[Xorp-hackers] Multicast Programming

Pavlin Radoslavov pavlin at icir.org
Wed Oct 3 12:31:05 PDT 2007


Luca Giraudo <luca.giraudo at gmail.com> wrote:

> I have a PC with 2 ethernet cards and I want to receive multicast packets
> from both the cards: so I have to bind the UDP socket to every IP address on
> the PC (10.1.0.39 and 192.168.0.1).
> 
> I try to do:
> 
> ...
> 
> const IPv4 local_addr = IPv4Constants::any   //equivalent to INADDR_ANY
> 
> _xrl_socket4_client.send_udp_open_bind_join(_socket4_target.c_str(),
> xrl_router().instance_name(),
>                 local_addr, default_udp_port, default_multicast_group, ttl,
> reuse,
>                 callback(this,
> &XrlPolidistNode::send_udp_open_bind_join_cb));
> 
> 
> ...
> 
> The error from rtrmgr is this:
> 
> [ 2007/10/03 14:12:11 WARNING xorp_fea XrlFeaTarget ] Handling method for
> socket4/0.1/udp_open_bind_join failed: XrlCmdError 102 Command failed Cannot
> open, bind and join an UDP socket to address ZERO: the address must belong
> to a local interface
> 
> The solution to this problem is to bind to a specific ipv4 address (I bind
> to 10.1.0.39), but if I bind the socket on a specific address I can't
> receive multicast packets from the other card, also when I join the
> multicast group on this interface.
> 
> In the end, I try also to bind the same socket on both the addresses, but
> the second time there is an error, probably because it's possible to call
> once the bind on the same socket.
> 
> Someone could help me?

If we ignore XORP for a moment, the UNIX multicast semantics are
that when you join a multicast group, you have to specify the
interface to join (in IPv4 the interface is specified by one of its
IP addresses; in IPv6 the interface index is used to specify it).
In other words, there is no "wildcard" API mechanism to join all
interfaces at the same time.

The XORP XRL API is similar in that aspect, so yes you need to join
explicitly on each interface.
The difference is that the XORP API combines several system
operations together, so from your protocol's perspective they appear
atomic.

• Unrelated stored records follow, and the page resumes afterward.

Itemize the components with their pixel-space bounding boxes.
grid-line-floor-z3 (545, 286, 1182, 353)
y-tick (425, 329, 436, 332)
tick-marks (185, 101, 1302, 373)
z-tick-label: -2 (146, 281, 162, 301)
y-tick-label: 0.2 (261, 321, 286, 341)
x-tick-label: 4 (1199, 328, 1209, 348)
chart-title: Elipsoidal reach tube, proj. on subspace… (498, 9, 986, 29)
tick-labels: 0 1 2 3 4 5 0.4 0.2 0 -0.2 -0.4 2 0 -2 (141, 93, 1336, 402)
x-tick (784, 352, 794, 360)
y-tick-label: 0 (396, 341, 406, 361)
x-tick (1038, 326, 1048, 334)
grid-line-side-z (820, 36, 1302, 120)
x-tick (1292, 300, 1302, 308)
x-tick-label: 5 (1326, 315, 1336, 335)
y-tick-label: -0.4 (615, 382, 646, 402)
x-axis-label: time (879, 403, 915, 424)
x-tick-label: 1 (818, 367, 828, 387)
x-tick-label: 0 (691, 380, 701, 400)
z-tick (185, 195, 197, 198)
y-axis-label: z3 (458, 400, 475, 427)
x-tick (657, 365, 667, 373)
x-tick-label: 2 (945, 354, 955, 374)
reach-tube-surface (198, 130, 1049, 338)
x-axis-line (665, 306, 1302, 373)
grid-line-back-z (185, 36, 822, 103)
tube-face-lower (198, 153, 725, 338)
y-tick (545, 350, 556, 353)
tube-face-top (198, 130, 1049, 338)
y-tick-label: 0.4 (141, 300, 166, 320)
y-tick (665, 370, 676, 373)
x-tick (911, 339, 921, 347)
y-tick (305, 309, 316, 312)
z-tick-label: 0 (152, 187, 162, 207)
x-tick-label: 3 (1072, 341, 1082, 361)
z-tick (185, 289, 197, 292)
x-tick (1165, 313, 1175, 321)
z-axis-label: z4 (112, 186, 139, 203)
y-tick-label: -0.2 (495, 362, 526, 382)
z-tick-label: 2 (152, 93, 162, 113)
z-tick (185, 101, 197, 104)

E.g., udp_open_and_bind will open the socket and bind it to
an address.

In your case what you can do is:

* Use udp_open_and_bind to open the socket and bind it to ANY.
  BTW, I would recommend to use IPv4::ZERO() or IPv4::ANY() instead
  of IPv4Constants::any. They are the same thing, but it is just
  question of being consistent with the rest of the XORP code.

* Use udp_join_group to join the same multicast group on each
  interface you need.

Please let me know if it doesn't work for you.